I looked at the blackness between the drapes. “Night. It’s nighttime.”
“It’s almost one in the morning. Is there something important you need?”
You. “No. I just wanted to tell you…” What did I want to tell her? I didn’t have a plan in place before I dialed. “I wanted…”
“Tell me this isn’t a booty call. I have a kid. I don’t invite men to come over.”
“No! No booty.”
“Look, I know I sort of started things by kissing you today. I’m sorry about that. I crossed a line. It was very unprofessional. It won’t happen again. Please don’t fire me. I really need the job.”
Job. Right. She worked for me, which was why I wasn’t supposed to say, “Will you go out with me? That’s why I called.”
“You called to ask me out?”
“Yes. On a real date. Maybe up to Lexington. At a nice restaurant with flowers and champagne and a violinist. And we could go to a movie or a play, or the ballet or something. Do you like musicals? I don’t, or at least I don’t think I do. But if you wanted to go to, uh, Wicked or something, I’d take you. If it was summer, we could go to a ball game. With Travis. But maybe he’d be bored because he’s too little. Still, if you think he’d like it, we could take him. But for this first time, maybe it should just be you and me on the date…at Wicked…or whatever.” I fizzled out at last, very aware even in my inebriated state that I’d just made a fool of myself.
A choked sound came from my phone. It took me a few seconds to recognize it as laughter.
“That sounds interesting,” Rianna managed to say. “Maybe we should discuss this date idea tomorrow. Right now, it’s pretty late, and I have a little boy who gets up at the crack of dawn.”
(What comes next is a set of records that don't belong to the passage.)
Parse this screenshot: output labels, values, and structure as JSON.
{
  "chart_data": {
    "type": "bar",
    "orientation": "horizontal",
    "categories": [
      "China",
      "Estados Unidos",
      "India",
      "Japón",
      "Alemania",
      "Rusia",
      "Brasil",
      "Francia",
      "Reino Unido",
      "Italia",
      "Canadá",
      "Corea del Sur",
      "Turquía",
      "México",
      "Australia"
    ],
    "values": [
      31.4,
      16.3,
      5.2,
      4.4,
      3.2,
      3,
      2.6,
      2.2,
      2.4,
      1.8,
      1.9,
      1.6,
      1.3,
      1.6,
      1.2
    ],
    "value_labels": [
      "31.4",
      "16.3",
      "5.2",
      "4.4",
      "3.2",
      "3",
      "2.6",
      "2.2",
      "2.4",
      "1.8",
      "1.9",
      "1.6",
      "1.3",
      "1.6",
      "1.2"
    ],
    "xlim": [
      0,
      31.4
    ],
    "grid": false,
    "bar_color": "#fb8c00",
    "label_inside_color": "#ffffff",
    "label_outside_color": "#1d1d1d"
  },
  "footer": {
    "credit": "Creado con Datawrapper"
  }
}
“Oh right. I shouldn’t have called. I had no idea what time it was. I’
m sorry.”
“But, Jonah.” She interrupted me. “Thank you for asking. And I will consider it. Good night.”
I loved the way she said that word, sweet and soft, like a good-night kiss was contained in it. “Good night,” I mumbled back, but she’d already hung up.
I crawled back into my recliner and underneath my blanket and closed my eyes. Enya continued to sing about spaces that existed beyond logic or reason or measurements of time, and I drifted back into my dream of pale gray eyes and soft lips.
Chapter Twelve
Rianna
Drunk dialing is never attractive, and I shouldn’t have been so amused and pleased by the sound of Jonah’s slurred voice in my ear in the middle of the night. Yet somehow he charmed me with his run-on sentences and the eager hopefulness in his voice when he asked me out. He sounded open, unguarded, and much more vulnerable than the confident and controlled man I knew. I liked it.
Still, I fully intended to nix the idea when we talked about it later. Heck, by the time he was sober, he might not remember the call or might wish to take it back. But in the end, whether it was smart or stupid, when Jonah called me the following day to apologize and confirm his offer of a date, I said yes.
A few days later, I got dressed for the first date I’d been on since I was a teenager, not counting the times I sat in a bar watching Clay get drunk and lose money at pool. In the year we were together, he never took me for a real night out. To him, I was an appendage he’d accidentally gotten stuck with, like a third arm or something. Honestly, his one stinging slap across my face was almost a blessing, waking me up sharply from the haze I’d lived in and forcing me to take action.
I stared at myself in the mirror on the back of my bedroom door, wondering if I was dressed appropriately for an evening in Lexington. I was almost as excited at the prospect of seeing the city as I was about going out with Jonah. We were going to a show. Not a musical, but Jonah had promised there would be dancing. I’d never been to a fancy theater in my life. Was my dress good enough? I’d paired it with thick leggings underneath because it was simply too cold to go out with bare legs. Now I second-guessed my decision and peeled the woolly layer off. Let the wind fly up my skirt for the sake of fashion.